Defending the Future of Our Collective Bargaining Rights

A Republican legislative leader last week launched a politically motivated media attack on gains made by state employee unions. At issue are contractual bonuses due later this month as part of a 2017 agreement to protect jobs, extend benefits and preserve services. In reality, the true targets are the collective bargaining rights that secured them — rights which face an uncertain future in the wake of a recent U.S. Supreme Court decision.
Click here for press reporting on the state Senate Republican leaders' remarks.
The bonuses are due July 19 to members of the unions in the State Employees Bargaining Agent Coalition (SEBAC) and are the product of comprehensive contract negotiations in 2017. The one-time $2,000 payments were won as part of an overall master agreement to shield against layoffs and extend members' benefits while protecting services and saving billions for taxpayers.
“Fixating on these bonuses misses the bigger picture,” said Council 4 Executive Director Jody Barr. “Last year, we did more than our part to help prevent damaging cuts to public safety, health, education and other vital services that our members provide to the citizens of Connecticut.
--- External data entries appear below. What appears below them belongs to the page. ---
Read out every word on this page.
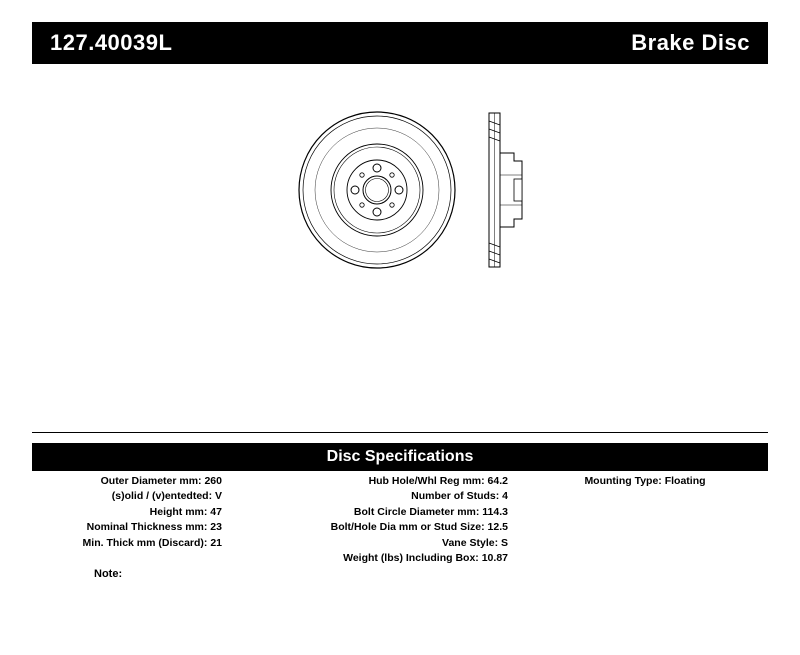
127.40039L	Brake Disc
Disc Specifications
Outer Diameter mm: 260
(s)olid / (v)entedted: V
Height mm: 47
Nominal Thickness mm: 23
Min. Thick mm (Discard): 21
Hub Hole/Whl Reg mm: 64.2
Number of Studs: 4
Bolt Circle Diameter mm: 114.3
Bolt/Hole Dia mm or Stud Size: 12.5
Vane Style: S
Weight (lbs) Including Box: 10.87
Mounting Type: Floating
Note:
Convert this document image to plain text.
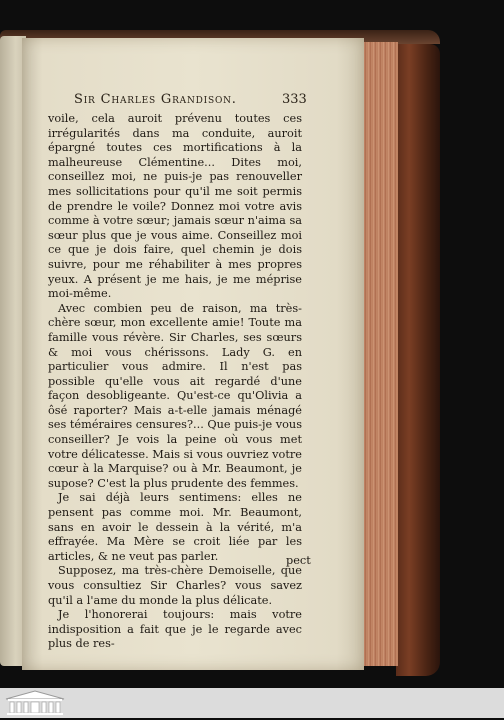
Sir Charles Grandison.	333

voile, cela auroit prévenu toutes ces irrégularités dans ma conduite, auroit épargné toutes ces mortifications à la malheureuse Clémentine... Dites moi, conseillez moi, ne puis-je pas renouveller mes sollicitations pour qu'il me soit permis de prendre le voile? Donnez moi votre avis comme à votre sœur; jamais sœur n'aima sa sœur plus que je vous aime. Conseillez moi ce que je dois faire, quel chemin je dois suivre, pour me réhabiliter à mes propres yeux. A présent je me hais, je me méprise moi-même.

Avec combien peu de raison, ma très-chère sœur, mon excellente amie! Toute ma famille vous révère. Sir Charles, ses sœurs & moi vous chérissons. Lady G. en particulier vous admire. Il n'est pas possible qu'elle vous ait regardé d'une façon desobligeante. Qu'est-ce qu'Olivia a ôsé raporter? Mais a-t-elle jamais ménagé ses téméraires censures?... Que puis-je vous conseiller? Je vois la peine où vous met votre délicatesse. Mais si vous ouvriez votre cœur à la Marquise? ou à Mr. Beaumont, je supose? C'est la plus prudente des femmes.

Je sai déjà leurs sentimens: elles ne pensent pas comme moi. Mr. Beaumont, sans en avoir le dessein à la vérité, m'a effrayée. Ma Mère se croit liée par les articles, & ne veut pas parler.

Supposez, ma très-chère Demoiselle, que vous consultiez Sir Charles? vous savez qu'il a l'ame du monde la plus délicate.

Je l'honorerai toujours: mais votre indisposition a fait que je le regarde avec plus de res-

pect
It was the fourth time in less than a decade that our members agreed to step up and be part of the solution.”
“This fiscal year alone, we saved 40 times the total cost of these bonuses,” Barr added.
Barr's comments refer to agreements SEBAC union leaders reached through a series of mutual negotiations with former and current gubernatorial administrations beginning in 2009. Last year's contracts are reducing budgeted labor costs in both the short and long term through increased healthcare and pension contributions, as well as unpaid furlough days.
All told, taxpayers will see savings of $1.6 billion in the current biennium — approximately a third of the projected budget deficit — and $24 billion over the next two decades. Click here for press reporting on the SEBAC savings.
“It's not surprising that corporate conservatives in the legislature would criticize what we achieved at the bargaining table,” said AFSCME Local 610 President Tim Walker. “They're intentionally ignoring the significant sacrifices we made at that same table just to score political points.”
“The real target here isn't contractual bonuses; it's the future of our collective bargaining rights now that the Supreme Court sided with wealthy and corporate special interests against every day workers,” added Walker, a state police dispatcher who serves on the Council 4 Executive Board.
Walker's comments refer to the U.S. Supreme Court's majority decision announced late last month in the Janus vs. AFSCME Council 31 lawsuit and which targeted union members. The case was brought by deep-pocketed special interests whose ultimate aim was to weaken the American labor movement by imposing "right to work for less" policies on the nation's public sector.  Click here to learn more about who’s behind Janus.
In the two weeks since the high court ruling, the billionaire-funded network behind the case has escalated its attacks on public employees in the 22 affected states, including Connecticut. Union members have reported receiving postcards at their homes and e-mail in their workplaces, all pushing the same deceptive "quit your union" propaganda.
Click here for national reporting on the nationwide scheme to exploit the Janus decision.
As Council 4 and other unions have previously warned, members can expect union-busters to approach them in the days and weeks to come. For example, an out of state "think thank" is requesting members' personal contact information through a Freedom of Information (FOI) request. Click here to learn more.
Members are urged to report these deceptive tactics if they or their colleagues are approached with a "cheaper" alternative or flat-out urged to quit. Please share your experience with Council 4 if you've been contacted by anti-labor forces by contacting us at: [email protected].
We need to push back against the continued attacks on our right to union representation. One way is to be engaged in your local union and to make sure you have committed or recommitted to your Council 4 union membership.
Another way is to “Remember in November” by supporting candidates for Governor and the General Assembly who support collective bargaining and workers’ rights. Otherwise, we will see full-scale assaults on our pay, pension, health care and job security in the 2019 legislative session.